What to do in the workplace:
Move from “we know men’s mental health matters” to “we strategically do something about it regularly”.
Offer check-in systems, peer supports and rituals (weekly team mate-ups, buddy systems) that normalise conversation (not just one-off campaigns).
Train leaders to skilfully recognise when someone is presenting with signs of not coping or disengaged – not just when something is “broken”.
2. Men want meaning, connection & value — not just “talk more”
Dr Seidler says: “The state of men’s mental health in Australia is pretty dismal if we’re honest, we’re not seeing a lot of positive news stories here and in my eyes more problematically, we’re not seeing trends shift in the right direction, despite the fact that we’re now having more conversations than ever”. He highlights:
many men are aware of the issues, but feel disconnected from purpose, value, and meaningful relationships. The cultural expectation to “just man up” remains pervasive.
GMF solution 2:
Resource: Creating a Mentally Healthy Workplace: Guide to Psychosocial Safety. Learn why today’s workplace wellbeing landscape is about much more than offering an EAP or running the occasional resilience workshop. Employees expect more – and workplace regulators do too.
What to do in the workplace:
Beyond “we have an EAP” or “we talk about mental health this month” – embed genuine conversations about “What matters to you?” and “What’s your purpose here?”
Foster environments where men can show vulnerability without feeling less capable: e.g., structured reflection sessions, peer-led forums, or male interest groups via the EAP.
Recognise that meaningful connection and role clarity (what I contribute, why it matters) are strong protective factors.
3. normalise a collective care culture, not just individual fixes
Dr Seidler highlights that mental-health statistics are not shifting, even though more men are talking about it.
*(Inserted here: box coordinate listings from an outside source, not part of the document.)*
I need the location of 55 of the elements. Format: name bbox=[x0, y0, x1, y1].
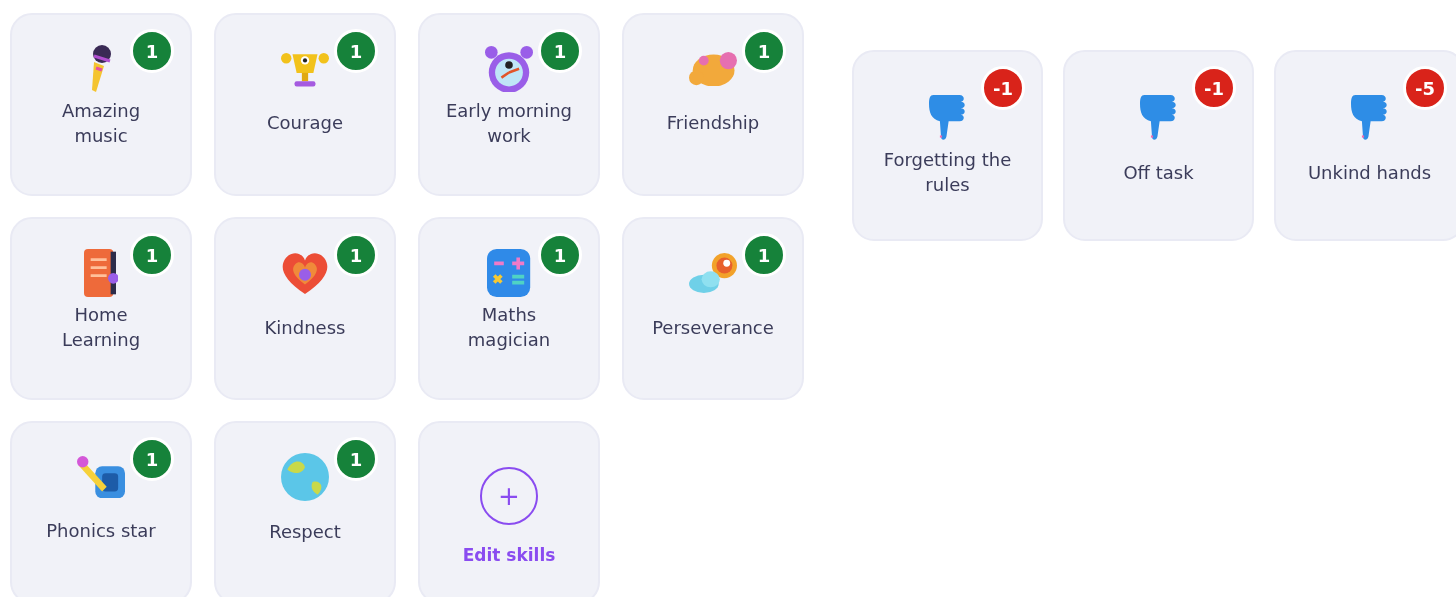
skill-card[interactable]: Courage 1 bbox=[214, 13, 396, 196]
points-badge: -1 bbox=[1192, 66, 1236, 110]
skill-label: Home Learning bbox=[60, 303, 142, 352]
skill-card[interactable]: Perseverance 1 bbox=[622, 217, 804, 400]
skill-card[interactable]: Friendship 1 bbox=[622, 13, 804, 196]
edit-skills-label: Edit skills bbox=[462, 545, 556, 565]
skill-label: Respect bbox=[268, 519, 342, 544]
skill-label: Courage bbox=[266, 111, 344, 136]
points-badge: 1 bbox=[334, 29, 378, 73]
globe-icon bbox=[281, 453, 329, 501]
skill-label: Early morning work bbox=[444, 99, 574, 148]
points-badge: -5 bbox=[1403, 66, 1447, 110]
skill-label: Friendship bbox=[665, 111, 761, 136]
skill-label: Amazing music bbox=[60, 99, 142, 148]
thumbs-down-icon bbox=[1350, 94, 1389, 142]
skill-card[interactable]: Off task -1 bbox=[1063, 50, 1254, 241]
pencil-icon bbox=[77, 455, 125, 499]
skill-label: Forgetting the rules bbox=[882, 148, 1013, 197]
alarm-clock-icon bbox=[485, 45, 533, 93]
calculator-icon bbox=[487, 249, 531, 297]
skill-card[interactable]: Forgetting the rules -1 bbox=[852, 50, 1043, 241]
handshake-icon bbox=[689, 51, 737, 87]
skill-card[interactable]: Unkind hands -5 bbox=[1274, 50, 1456, 241]
skill-label: Maths magician bbox=[466, 303, 552, 352]
points-badge: 1 bbox=[130, 437, 174, 481]
points-badge: 1 bbox=[130, 233, 174, 277]
add-icon: + bbox=[480, 467, 538, 525]
points-badge: 1 bbox=[334, 437, 378, 481]
skill-card[interactable]: Respect 1 bbox=[214, 421, 396, 597]
thumbs-down-icon bbox=[928, 94, 967, 142]
skill-label: Perseverance bbox=[651, 315, 775, 340]
points-badge: -1 bbox=[981, 66, 1025, 110]
skill-label: Unkind hands bbox=[1306, 160, 1433, 185]
skill-card[interactable]: Maths magician 1 bbox=[418, 217, 600, 400]
thumbs-down-icon bbox=[1139, 94, 1178, 142]
points-badge: 1 bbox=[742, 29, 786, 73]
skill-label: Off task bbox=[1122, 160, 1195, 185]
points-badge: 1 bbox=[538, 233, 582, 277]
skill-card[interactable]: Kindness 1 bbox=[214, 217, 396, 400]
skill-label: Kindness bbox=[263, 315, 347, 340]
points-badge: 1 bbox=[742, 233, 786, 277]
points-badge: 1 bbox=[538, 29, 582, 73]
microphone-icon bbox=[91, 45, 111, 93]
points-badge: 1 bbox=[334, 233, 378, 277]
edit-skills-button[interactable]: + Edit skills bbox=[418, 421, 600, 597]
heart-icon bbox=[281, 252, 329, 294]
sun-cloud-icon bbox=[689, 253, 737, 293]
notebook-icon bbox=[83, 249, 119, 297]
skill-card[interactable]: Early morning work 1 bbox=[418, 13, 600, 196]
skill-card[interactable]: Phonics star 1 bbox=[10, 421, 192, 597]
trophy-icon bbox=[281, 51, 329, 87]
skill-card[interactable]: Home Learning 1 bbox=[10, 217, 192, 400]
points-badge: 1 bbox=[130, 29, 174, 73]
skill-label: Phonics star bbox=[45, 519, 157, 544]
skill-card[interactable]: Amazing music 1 bbox=[10, 13, 192, 196]
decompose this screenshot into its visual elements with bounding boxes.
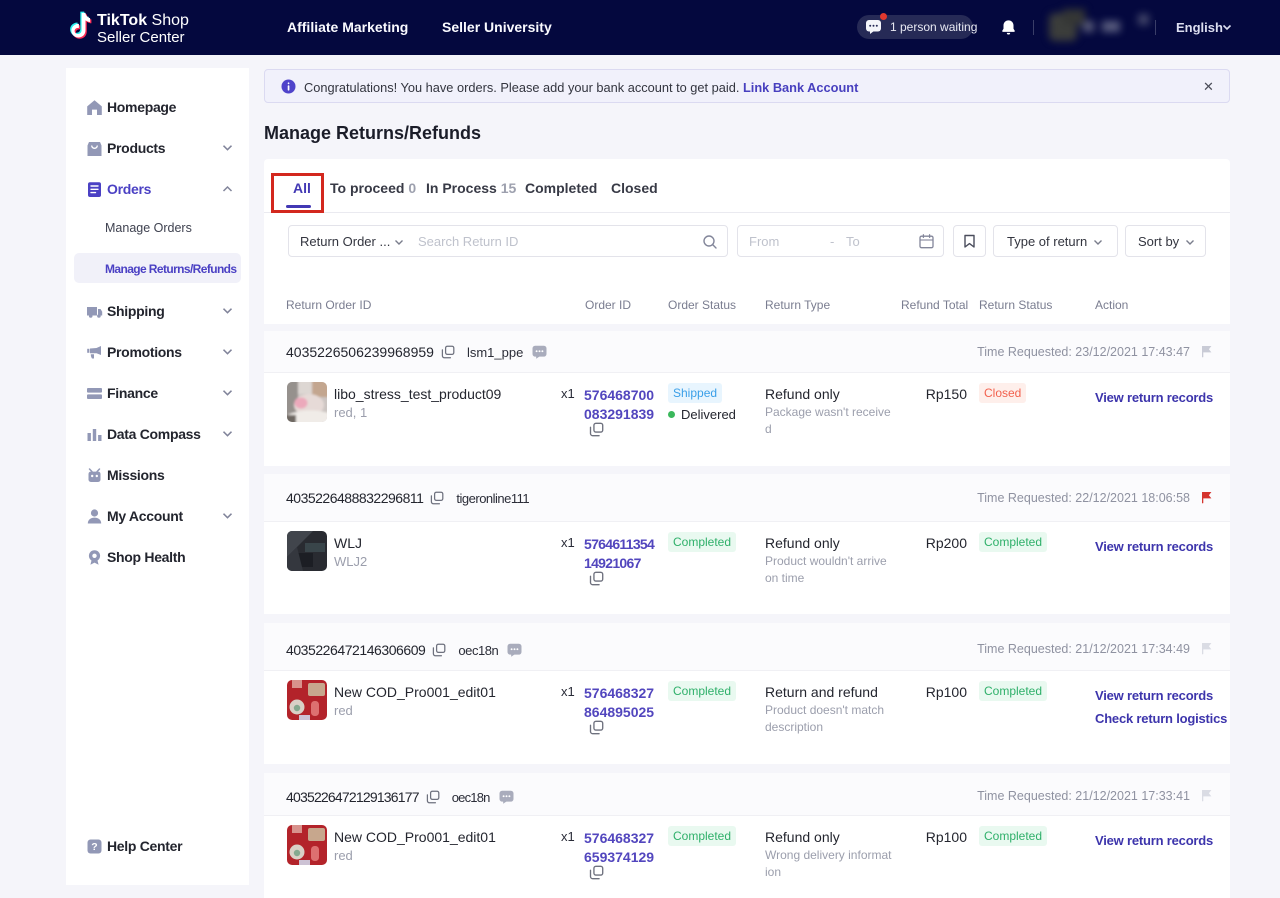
svg-text:?: ?	[91, 841, 97, 853]
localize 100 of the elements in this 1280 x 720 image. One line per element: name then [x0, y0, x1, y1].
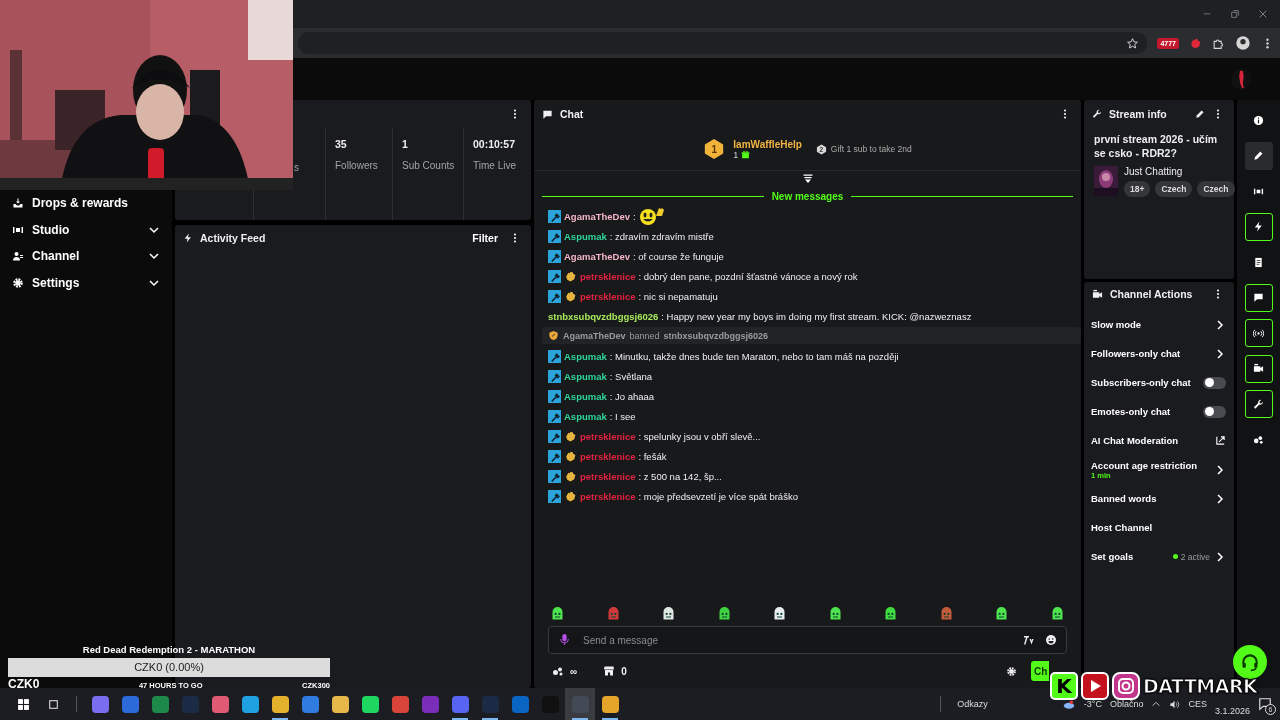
hammer-badge-icon [548, 229, 561, 243]
chat-username[interactable]: petrsklenice [580, 290, 636, 302]
filter-button[interactable]: Filter [468, 232, 502, 244]
tag-chip[interactable]: Czech [1155, 181, 1193, 198]
translate-icon[interactable] [1023, 634, 1035, 646]
chat-username[interactable]: Aspumak [564, 410, 607, 422]
chat-username[interactable]: Aspumak [564, 350, 607, 362]
chevron-right-icon[interactable] [1214, 463, 1226, 476]
windows-icon[interactable] [16, 697, 30, 711]
restore-icon[interactable] [1230, 9, 1240, 19]
settings-icon[interactable] [1006, 665, 1017, 677]
scroll-down-icon[interactable] [801, 173, 814, 185]
chat-username[interactable]: Aspumak [564, 230, 607, 242]
channel-action-label[interactable]: Emotes-only chat [1091, 406, 1199, 417]
broadcast-icon [1253, 327, 1264, 339]
emoji-icon[interactable] [1045, 634, 1057, 646]
notification-icon[interactable] [1258, 697, 1272, 711]
profile-icon[interactable] [1235, 35, 1251, 51]
chat-username[interactable]: petrsklenice [580, 270, 636, 282]
hammer-badge-icon [548, 409, 561, 423]
external-link-icon[interactable] [1215, 435, 1226, 446]
emote-icon[interactable] [772, 607, 788, 622]
chat-message-text: : Světlana [609, 370, 652, 382]
chat-username[interactable]: petrsklenice [580, 450, 636, 462]
chevron-right-icon[interactable] [1214, 492, 1226, 505]
emote-icon[interactable] [550, 607, 565, 622]
channel-action-label[interactable]: Account age restriction [1091, 459, 1210, 471]
emote-icon[interactable] [661, 607, 677, 622]
rail-button[interactable] [1244, 354, 1273, 383]
rail-button[interactable] [1244, 319, 1273, 347]
chat-username[interactable]: petrsklenice [580, 490, 636, 502]
chat-username[interactable]: petrsklenice [580, 470, 636, 482]
emote-icon[interactable] [994, 607, 1010, 622]
rail-button[interactable] [1244, 212, 1273, 241]
chat-message-text: : spelunky jsou v obří slevě... [638, 430, 761, 442]
sidebar-item[interactable]: Studio [12, 216, 160, 243]
weather-text: Oblačno [1109, 699, 1144, 709]
edit-icon[interactable] [1195, 109, 1205, 119]
stat-label: Followers [335, 159, 379, 172]
hammer-badge-icon [548, 289, 561, 303]
chat-message-text: : Minutku, takže dnes bude ten Maraton, nebo to tam máš na později [609, 350, 899, 362]
channel-action-label[interactable]: Set goals [1091, 551, 1169, 562]
channel-action-label[interactable]: Host Channel [1091, 522, 1226, 533]
category-name[interactable]: Just Chatting [1124, 166, 1240, 178]
stat-value: 1 [402, 138, 409, 150]
gifter-name[interactable]: IamWaffleHelp [733, 138, 802, 150]
rail-button[interactable] [1244, 283, 1273, 312]
video-play-icon [1081, 672, 1109, 700]
puzzle-icon[interactable] [1212, 36, 1225, 50]
channel-action-label[interactable]: AI Chat Moderation [1091, 435, 1211, 446]
chevron-right-icon[interactable] [1214, 318, 1226, 331]
language-indicator[interactable]: CES [1188, 699, 1207, 709]
sidebar-item[interactable]: Settings [12, 269, 160, 296]
chat-message-text: : I see [609, 410, 636, 422]
panel-title: Chat [560, 108, 585, 120]
chat-username[interactable]: Aspumak [564, 370, 607, 382]
tag-chip[interactable]: Czech [1197, 181, 1235, 198]
info-icon [1253, 114, 1264, 126]
emote-icon[interactable] [883, 607, 899, 622]
bolt-icon [183, 233, 193, 243]
channel-action-label[interactable]: Subscribers-only chat [1091, 377, 1199, 388]
chat-send-button[interactable]: Ch [1031, 661, 1049, 681]
rail-button[interactable] [1244, 390, 1273, 418]
sidebar-icon [12, 276, 24, 289]
chevron-right-icon[interactable] [1214, 347, 1226, 360]
speaker-icon[interactable] [1169, 698, 1181, 710]
task-view-icon[interactable] [46, 697, 60, 711]
hexagon-icon [815, 143, 827, 155]
chat-username[interactable]: AgamaTheDev [564, 210, 630, 222]
sidebar-item[interactable]: Drops & rewards [12, 190, 160, 217]
chevron-right-icon[interactable] [1214, 550, 1226, 563]
toggle-switch[interactable] [1203, 376, 1226, 389]
links-toolbar[interactable]: Odkazy [957, 699, 988, 709]
rail-button[interactable] [1244, 141, 1273, 170]
chat-username[interactable]: AgamaTheDev [564, 250, 630, 262]
hammer-badge-icon [548, 429, 561, 443]
chat-username[interactable]: stnbxsubqvzdbggsj6026 [548, 310, 659, 322]
chevron-up-icon[interactable] [1151, 699, 1162, 709]
message-input[interactable]: Send a message [548, 626, 1067, 654]
channel-action-label[interactable]: Banned words [1091, 493, 1210, 504]
stat-label: Time Live [473, 159, 517, 172]
channel-action-label[interactable]: Followers-only chat [1091, 348, 1210, 359]
shield-icon [548, 330, 559, 341]
star-icon[interactable] [1126, 36, 1140, 50]
toggle-switch[interactable] [1203, 405, 1226, 418]
tag-chip[interactable]: 18+ [1124, 181, 1151, 198]
avatar-icon[interactable] [1230, 68, 1252, 90]
channel-action-label[interactable]: Slow mode [1091, 319, 1210, 330]
rank-number: 1 [711, 143, 718, 155]
document-icon [1253, 256, 1264, 268]
stat-label: Sub Counts [402, 159, 455, 172]
store-icon[interactable] [603, 665, 616, 677]
chat-username[interactable]: petrsklenice [580, 430, 636, 442]
close-icon[interactable] [1258, 9, 1268, 19]
hammer-badge-icon [548, 269, 561, 283]
goal-status: 2 active [1180, 551, 1210, 562]
taskbar-app[interactable] [565, 688, 595, 720]
mic-icon[interactable] [558, 633, 571, 646]
sidebar-item[interactable]: Channel [12, 243, 160, 270]
chat-username[interactable]: Aspumak [564, 390, 607, 402]
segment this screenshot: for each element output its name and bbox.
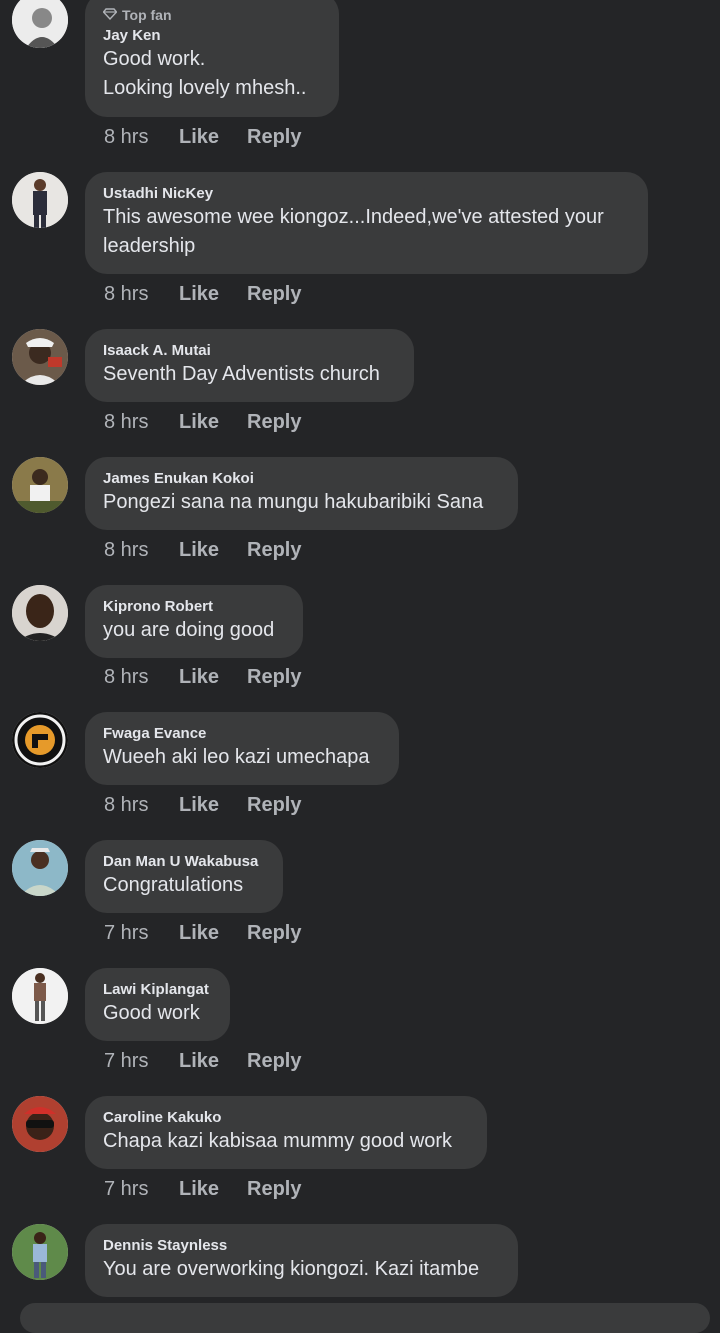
- commenter-name[interactable]: Ustadhi NicKey: [103, 184, 628, 203]
- comment-bubble: Kiprono Robert you are doing good: [85, 585, 303, 658]
- avatar[interactable]: [12, 457, 68, 513]
- reply-button[interactable]: Reply: [247, 539, 301, 562]
- comment-bubble: Dennis Staynless You are overworking kio…: [85, 1224, 518, 1297]
- reply-button[interactable]: Reply: [247, 411, 301, 434]
- reply-button[interactable]: Reply: [247, 283, 301, 306]
- avatar[interactable]: [12, 1096, 68, 1152]
- reply-button[interactable]: Reply: [247, 126, 301, 149]
- timestamp[interactable]: 7 hrs: [104, 1050, 179, 1073]
- comment-actions: 8 hrs Like Reply: [104, 283, 301, 306]
- commenter-name[interactable]: James Enukan Kokoi: [103, 469, 498, 488]
- commenter-name[interactable]: Caroline Kakuko: [103, 1108, 467, 1127]
- like-button[interactable]: Like: [179, 539, 247, 562]
- timestamp[interactable]: 8 hrs: [104, 539, 179, 562]
- reply-button[interactable]: Reply: [247, 794, 301, 817]
- comment-actions: 8 hrs Like Reply: [104, 794, 301, 817]
- like-button[interactable]: Like: [179, 922, 247, 945]
- comment-actions: 8 hrs Like Reply: [104, 126, 301, 149]
- comment-actions: 8 hrs Like Reply: [104, 539, 301, 562]
- comment-bubble: Ustadhi NicKey This awesome wee kiongoz.…: [85, 172, 648, 274]
- comment-actions: 8 hrs Like Reply: [104, 666, 301, 689]
- timestamp[interactable]: 8 hrs: [104, 794, 179, 817]
- comment-text: Congratulations: [103, 874, 244, 896]
- comment-text: Seventh Day Adventists church: [103, 363, 380, 385]
- reply-button[interactable]: Reply: [247, 922, 301, 945]
- comment-bubble: Isaack A. Mutai Seventh Day Adventists c…: [85, 329, 414, 402]
- comment-bubble: Dan Man U Wakabusa Congratulations: [85, 840, 283, 913]
- commenter-name[interactable]: Jay Ken: [103, 26, 319, 45]
- reply-button[interactable]: Reply: [247, 666, 301, 689]
- timestamp[interactable]: 8 hrs: [104, 283, 179, 306]
- reply-button[interactable]: Reply: [247, 1050, 301, 1073]
- like-button[interactable]: Like: [179, 666, 247, 689]
- comment-actions: 7 hrs Like Reply: [104, 922, 301, 945]
- comment-actions: 8 hrs Like Reply: [104, 411, 301, 434]
- reply-button[interactable]: Reply: [247, 1178, 301, 1201]
- comment-actions: 7 hrs Like Reply: [104, 1178, 301, 1201]
- comment-bubble: James Enukan Kokoi Pongezi sana na mungu…: [85, 457, 518, 530]
- comment-bubble: Caroline Kakuko Chapa kazi kabisaa mummy…: [85, 1096, 487, 1169]
- avatar[interactable]: [12, 840, 68, 896]
- like-button[interactable]: Like: [179, 1178, 247, 1201]
- timestamp[interactable]: 7 hrs: [104, 1178, 179, 1201]
- commenter-name[interactable]: Isaack A. Mutai: [103, 341, 394, 360]
- avatar[interactable]: [12, 968, 68, 1024]
- diamond-icon: [102, 7, 118, 23]
- like-button[interactable]: Like: [179, 411, 247, 434]
- timestamp[interactable]: 8 hrs: [104, 411, 179, 434]
- comment-bubble: Top fan Jay Ken Good work. Looking lovel…: [85, 0, 339, 117]
- like-button[interactable]: Like: [179, 1050, 247, 1073]
- comment-text: You are overworking kiongozi. Kazi itamb…: [103, 1258, 480, 1280]
- comment-text: Wueeh aki leo kazi umechapa: [103, 746, 370, 768]
- top-fan-badge: Top fan: [102, 7, 319, 23]
- comment-text: Good work: [103, 1002, 200, 1024]
- like-button[interactable]: Like: [179, 283, 247, 306]
- avatar[interactable]: [12, 0, 68, 48]
- like-button[interactable]: Like: [179, 794, 247, 817]
- commenter-name[interactable]: Lawi Kiplangat: [103, 980, 210, 999]
- commenter-name[interactable]: Kiprono Robert: [103, 597, 283, 616]
- timestamp[interactable]: 8 hrs: [104, 666, 179, 689]
- comment-composer[interactable]: [20, 1303, 710, 1333]
- badge-label: Top fan: [122, 7, 172, 23]
- commenter-name[interactable]: Dennis Staynless: [103, 1236, 498, 1255]
- commenter-name[interactable]: Fwaga Evance: [103, 724, 379, 743]
- comment-text: Good work. Looking lovely mhesh..: [103, 48, 307, 99]
- comment-bubble: Fwaga Evance Wueeh aki leo kazi umechapa: [85, 712, 399, 785]
- avatar[interactable]: [12, 585, 68, 641]
- comment-bubble: Lawi Kiplangat Good work: [85, 968, 230, 1041]
- commenter-name[interactable]: Dan Man U Wakabusa: [103, 852, 263, 871]
- comment-text: Chapa kazi kabisaa mummy good work: [103, 1130, 453, 1152]
- comment-actions: 7 hrs Like Reply: [104, 1050, 301, 1073]
- avatar[interactable]: [12, 712, 68, 768]
- avatar[interactable]: [12, 172, 68, 228]
- avatar[interactable]: [12, 1224, 68, 1280]
- comment-text: you are doing good: [103, 619, 275, 641]
- comment-text: This awesome wee kiongoz...Indeed,we've …: [103, 206, 604, 257]
- timestamp[interactable]: 7 hrs: [104, 922, 179, 945]
- comment-text: Pongezi sana na mungu hakubaribiki Sana: [103, 491, 484, 513]
- like-button[interactable]: Like: [179, 126, 247, 149]
- avatar[interactable]: [12, 329, 68, 385]
- timestamp[interactable]: 8 hrs: [104, 126, 179, 149]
Platforms are shifting but the systems (support, connection, early intervention) are not keeping pace. Overcoming this challenge is not insurmountable.
He said it’s simple strategies applied early which can have the biggest impacts. He adds, we need to be regularly cultivating meaningful connections between employees, otherwise psychological injuries can come out of the blue. For men in particular… it can be strange, awkward, uncomfortable, or embarrassing, which prevents them from talking about this stuff.
GMF solution 3:
Resource: Psychosocial Risk Management: A Shared Responsibility: Explore a collective approach to building a mentally fit, high-performing workforce” and discover how mental fitness initiatives become protective when they’re embedded in culture, leadership and team norms – not just a one-off training.
What to do in the workplace:
- Champion psychosocial safety as a core organisational value.
- Allocate resources for training, wellbeing programs, and risk management systems.
- Ensure policies and procedures comply with WHS laws regarding psychosocial risk management.
- Model open, supportive behaviour, signalling that psychosocial WHS is a priority.
Final thoughts… From moustache to meaning
The consensus is that the “mo” is a brilliant conversation starter. But as discussion around the LSKD × Movember video shows, conversation alone doesn’t shift culture. The challenge for workplace leaders and HR/people-&-culture professionals is to orchestrate the ecosystem: the day-to-day culture, the micro conversations, the team rituals, the systems that back up help-seeking.
If we only encourage men to talk – without changing what happens after the talk – we risk awareness fatigue. But if we build environments where talking, connection, purpose and support are normal, then we really start to shift the curve. For your organisation: use this Movember to grow something deeper than a moustache – grow and normalise a culture of collective care. Where every team member knows they belong, are valued, and are seen.